4.12. Measurement of Acetyl-CoA in Tumors
After sacrifice, tumors were excised from mice, rapidly frozen in liquid nitrogen, and stored at −80 °C until use. The intratumoral acetyl-CoA concentration was measured using the CheKine Micro Acetyl-CoA Assay Kit (Abbkine, Wuhan, China). In brief, tumors were weighed, and 1 mL of extraction buffer was added per 0.1 g of the tumor tissue. The samples were homogenized on ice, followed by centrifugation at 13,000× g for 10 min at 4 °C. The supernatant was collected and analyzed. The concentration of nicotinamide adenine dinucleotide (NADH) was measured as an indirect indicator of acetyl-CoA concentration. This method utilizes a coupling reaction involving malate dehydrogenase and citrate synthase, where acetyl-CoA participates in the reaction to generate NADH. NADH production was quantified by measuring optical density (OD) at 340 nm using a microplate reader. The absorbance value of NADH was represented as the acetyl-CoA concentration in the samples. All measurements were performed in triplicate.
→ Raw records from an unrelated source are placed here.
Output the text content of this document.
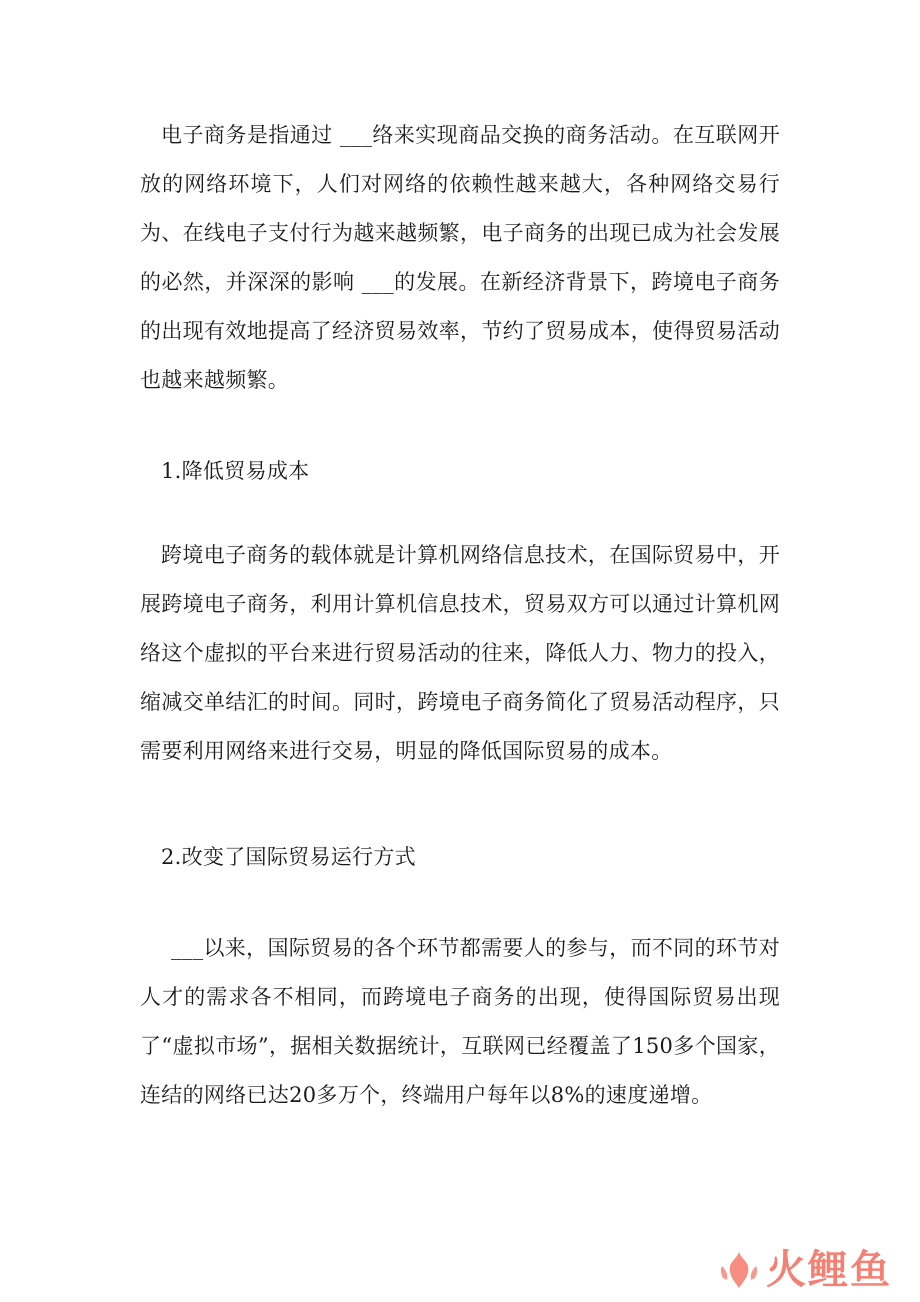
电子商务是指通过 ___络来实现商品交换的商务活动。在互联网开放的网络环境下，人们对网络的依赖性越来越大，各种网络交易行为、在线电子支付行为越来越频繁，电子商务的出现已成为社会发展的必然，并深深的影响 ___的发展。在新经济背景下，跨境电子商务的出现有效地提高了经济贸易效率，节约了贸易成本，使得贸易活动也越来越频繁。

1.降低贸易成本

跨境电子商务的载体就是计算机网络信息技术，在国际贸易中，开展跨境电子商务，利用计算机信息技术，贸易双方可以通过计算机网络这个虚拟的平台来进行贸易活动的往来，降低人力、物力的投入，缩减交单结汇的时间。同时，跨境电子商务简化了贸易活动程序，只需要利用网络来进行交易，明显的降低国际贸易的成本。

2.改变了国际贸易运行方式

___以来，国际贸易的各个环节都需要人的参与，而不同的环节对人才的需求各不相同，而跨境电子商务的出现，使得国际贸易出现了“虚拟市场”，据相关数据统计，互联网已经覆盖了150多个国家，连结的网络已达20多万个，终端用户每年以8%的速度递增。

火鲤鱼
4.13. Measurement of Plasma FFA and BOH Levels
The mice were euthanized and blood samples were obtained via cardiac puncture. Each blood sample was centrifuged at 3000× g for 10 min at 4 °C, and the plasma supernatant was collected and stored at −80 °C until further use. FFA levels in plasma samples were determined using a Free Fatty Acid Assay Kit (BioAssay Systems, Hayward, CA, USA). A measurement of 10 μL of plasma was mixed with 90 μL of reaction mix. Absorbance at 570 nm was recorded using a microplate reader to determine the OD of the mixture. BOH levels in plasma samples were determined using a Ketone Body Assay Kit (BioAssay Systems). Five microliters of plasma were mixed with 195 μL of the working reagent. The OD of the mixture was measured at 340 nm using a microplate reader. All measurements were performed in triplicate.

4.14. Statistical Analysis
All data are presented as the mean ± standard error of the mean (SEM). For comparisons involving more than two groups, one-way analysis of variance (ANOVA) followed by Tukey’s post hoc test was used to evaluate statistical differences. In cases where only two groups were compared (e.g., control vs. KD + HIF-1α inhibition), an unpaired Student’s t-test was applied. p-values of less than 0.05 were considered to indicate statistical significance. All statistical analyses were conducted using JMP Pro (version 16, SAS Institute, Inc., Cary, NC, USA).

4.15. Approval for Animal Experiments
All animal experiments were approved by the Animal Experimentation Ethics Committee of Saga University (Saga, Japan; Approval No. A2021-036-0) and were conducted in accordance with the guidelines and regulations of the committee. This study is reported in accordance with the ARRIVE guidelines.